Plymouth, la marque d'entrée de gamme, est arrêté en 2001. Des projets de réduction des coûts, à travers des partages de technologies, sont lancés, comme en témoigne le coupé germano-américain Chrysler Crossfire.

Un mélange d'innovations comme la pédale de frein réglable, et de choix sûrs comme le retour à la propulsion arrière, assurent le succès de modèles comme la Chrysler 300.

Mais le groupe a beaucoup perdu de son dynamisme. Tout d'abord il doit rompre son alliance avec Mitsubishi, éclaboussé par un scandale de défauts mécaniques dissimulés. Ensuite, comme son concurrent General Motors, ses résultats sont peu à peu noyés sous les coûts sociaux (retraites et prestations sociales).

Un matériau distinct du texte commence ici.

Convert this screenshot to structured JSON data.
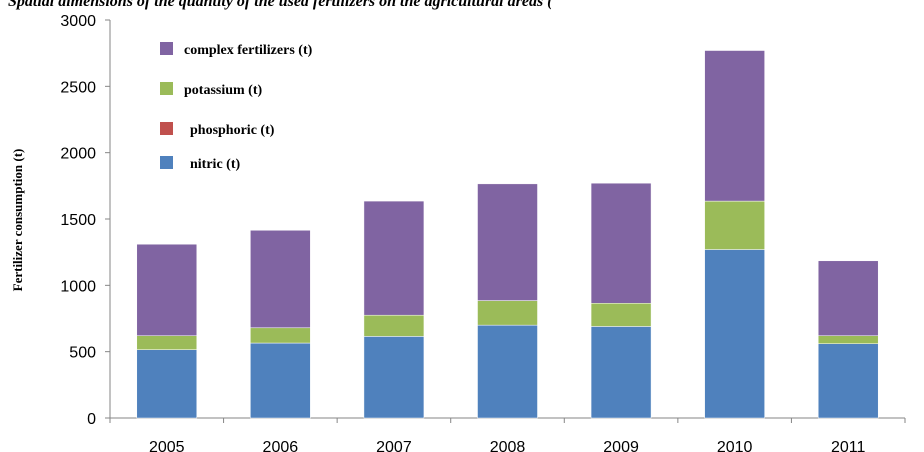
{
  "title": "Spatial dimensions of the quantity of the used fertilizers on the agricultural areas (",
  "chart_data": {
    "type": "bar",
    "stacked": true,
    "categories": [
      "2005",
      "2006",
      "2007",
      "2008",
      "2009",
      "2010",
      "2011"
    ],
    "series": [
      {
        "name": "nitric (t)",
        "color": "#4f81bd",
        "values": [
          515,
          565,
          615,
          700,
          690,
          1270,
          560
        ]
      },
      {
        "name": "phosphoric (t)",
        "color": "#c0504d",
        "values": [
          0,
          0,
          0,
          0,
          0,
          0,
          0
        ]
      },
      {
        "name": "potassium (t)",
        "color": "#9bbb59",
        "values": [
          105,
          115,
          160,
          185,
          175,
          365,
          60
        ]
      },
      {
        "name": "complex fertilizers (t)",
        "color": "#8064a2",
        "values": [
          690,
          735,
          860,
          880,
          905,
          1135,
          565
        ]
      }
    ],
    "legend_order": [
      "complex fertilizers (t)",
      "potassium (t)",
      "phosphoric (t)",
      "nitric (t)"
    ],
    "ylabel": "Fertilizer consumption (t)",
    "xlabel": "",
    "ylim": [
      0,
      3000
    ],
    "yticks": [
      0,
      500,
      1000,
      1500,
      2000,
      2500,
      3000
    ],
    "grid": false,
    "legend_position": "top-left"
  }
}
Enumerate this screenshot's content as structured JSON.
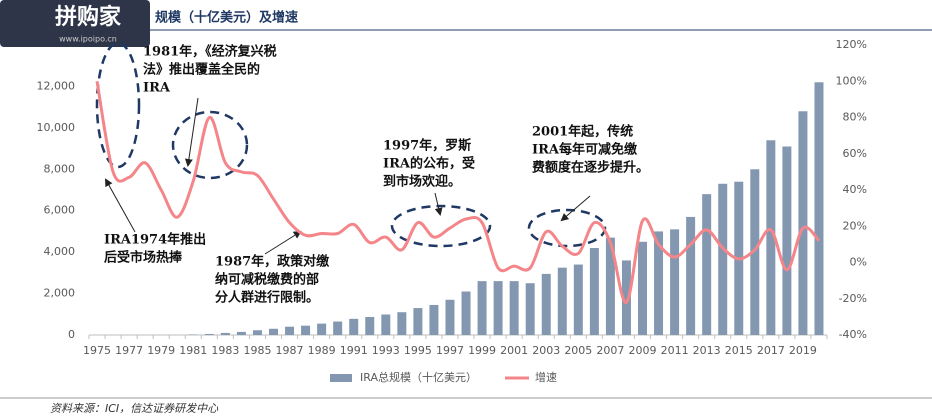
{
  "watermark": {
    "name": "拼购家",
    "url": "www.ipoipo.cn"
  },
  "chart_data": {
    "type": "bar_line",
    "title": "规模（十亿美元）及增速",
    "source": "资料来源：ICI，信达证券研发中心",
    "categories": [
      "1975",
      null,
      "1977",
      null,
      "1979",
      null,
      "1981",
      null,
      "1983",
      null,
      "1985",
      null,
      "1987",
      null,
      "1989",
      null,
      "1991",
      null,
      "1993",
      null,
      "1995",
      null,
      "1997",
      null,
      "1999",
      null,
      "2001",
      null,
      "2003",
      null,
      "2005",
      null,
      "2007",
      null,
      "2009",
      null,
      "2011",
      null,
      "2013",
      null,
      "2015",
      null,
      "2017",
      null,
      "2019",
      null
    ],
    "series": [
      {
        "name": "IRA总规模（十亿美元）",
        "color": "#8497b0",
        "axis": "y",
        "values": [
          0,
          0,
          0,
          0,
          0,
          0,
          25,
          50,
          100,
          150,
          230,
          300,
          400,
          450,
          550,
          650,
          780,
          870,
          990,
          1100,
          1300,
          1450,
          1700,
          2100,
          2600,
          2600,
          2600,
          2500,
          2950,
          3250,
          3400,
          4200,
          4700,
          3600,
          4500,
          5000,
          5100,
          5700,
          6800,
          7300,
          7400,
          8000,
          9400,
          9100,
          10800,
          12200
        ]
      },
      {
        "name": "增速",
        "color": "#f4868a",
        "axis": "y2",
        "values": [
          100,
          50,
          47,
          55,
          40,
          25,
          45,
          80,
          55,
          50,
          48,
          35,
          22,
          15,
          16,
          16,
          21,
          11,
          14,
          7,
          22,
          14,
          19,
          24,
          22,
          -3,
          -2,
          -3,
          17,
          9,
          5,
          22,
          11,
          -22,
          23,
          10,
          3,
          10,
          18,
          8,
          2,
          7,
          18,
          -4,
          19,
          12
        ]
      }
    ],
    "ylim": [
      0,
      14000
    ],
    "yticks": [
      0,
      {
        "value": 2000,
        "label": "2,000"
      },
      {
        "value": 4000,
        "label": "4,000"
      },
      {
        "value": 6000,
        "label": "6,000"
      },
      {
        "value": 8000,
        "label": "8,000"
      },
      {
        "value": 10000,
        "label": "10,000"
      },
      {
        "value": 12000,
        "label": "12,000"
      }
    ],
    "y2lim": [
      -40,
      120
    ],
    "y2ticks": [
      {
        "value": -40,
        "label": "-40%"
      },
      {
        "value": -20,
        "label": "-20%"
      },
      {
        "value": 0,
        "label": "0%"
      },
      {
        "value": 20,
        "label": "20%"
      },
      {
        "value": 40,
        "label": "40%"
      },
      {
        "value": 60,
        "label": "60%"
      },
      {
        "value": 80,
        "label": "80%"
      },
      {
        "value": 100,
        "label": "100%"
      },
      {
        "value": 120,
        "label": "120%"
      }
    ],
    "legend": "bottom",
    "annotations": [
      [
        "1981年，《经济复兴税",
        "法》推出覆盖全民的",
        "IRA"
      ],
      [
        "IRA1974年推出",
        "后受市场热捧"
      ],
      [
        "1987年，政策对缴",
        "纳可减税缴费的部",
        "分人群进行限制。"
      ],
      [
        "1997年，罗斯",
        "IRA的公布，受",
        "到市场欢迎。"
      ],
      [
        "2001年起，传统",
        "IRA每年可减免缴",
        "费额度在逐步提升。"
      ]
    ]
  }
}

En 2005, l'initiateur de la fusion entre Daimler et Chrysler, Jürgen Schrempp, quitte prématurément la tête du groupe. Son successeur Dieter Zetsche se prononce publiquement en février 2007 pour un divorce, acquis trois mois plus tard: 80,1% de Chrysler sont cédés au fonds d'investissement Cerberus.

Le groupe, qui n'avait pas senti venir la flambée du pétrole de 2007-2008, entre dans la crise économique avec une gamme inadaptée, faite de 4X4 et de grosses berlines trop gourmands en carburant.

Il se tourne tardivement vers des modèles hybrides, prévus pour 2010. Mais dans ce domaine, ses concurrents japonais ont deux longueurs d'avance.

La part de marché de Chrysler aux États-Unis est laminée par la récession, avec des ventes tombées sous les 100.000 modèles par mois sur le marché national à partir de septembre 2008. Et le groupe n'a alors pas d'autre choix de réclamer des fonds publics.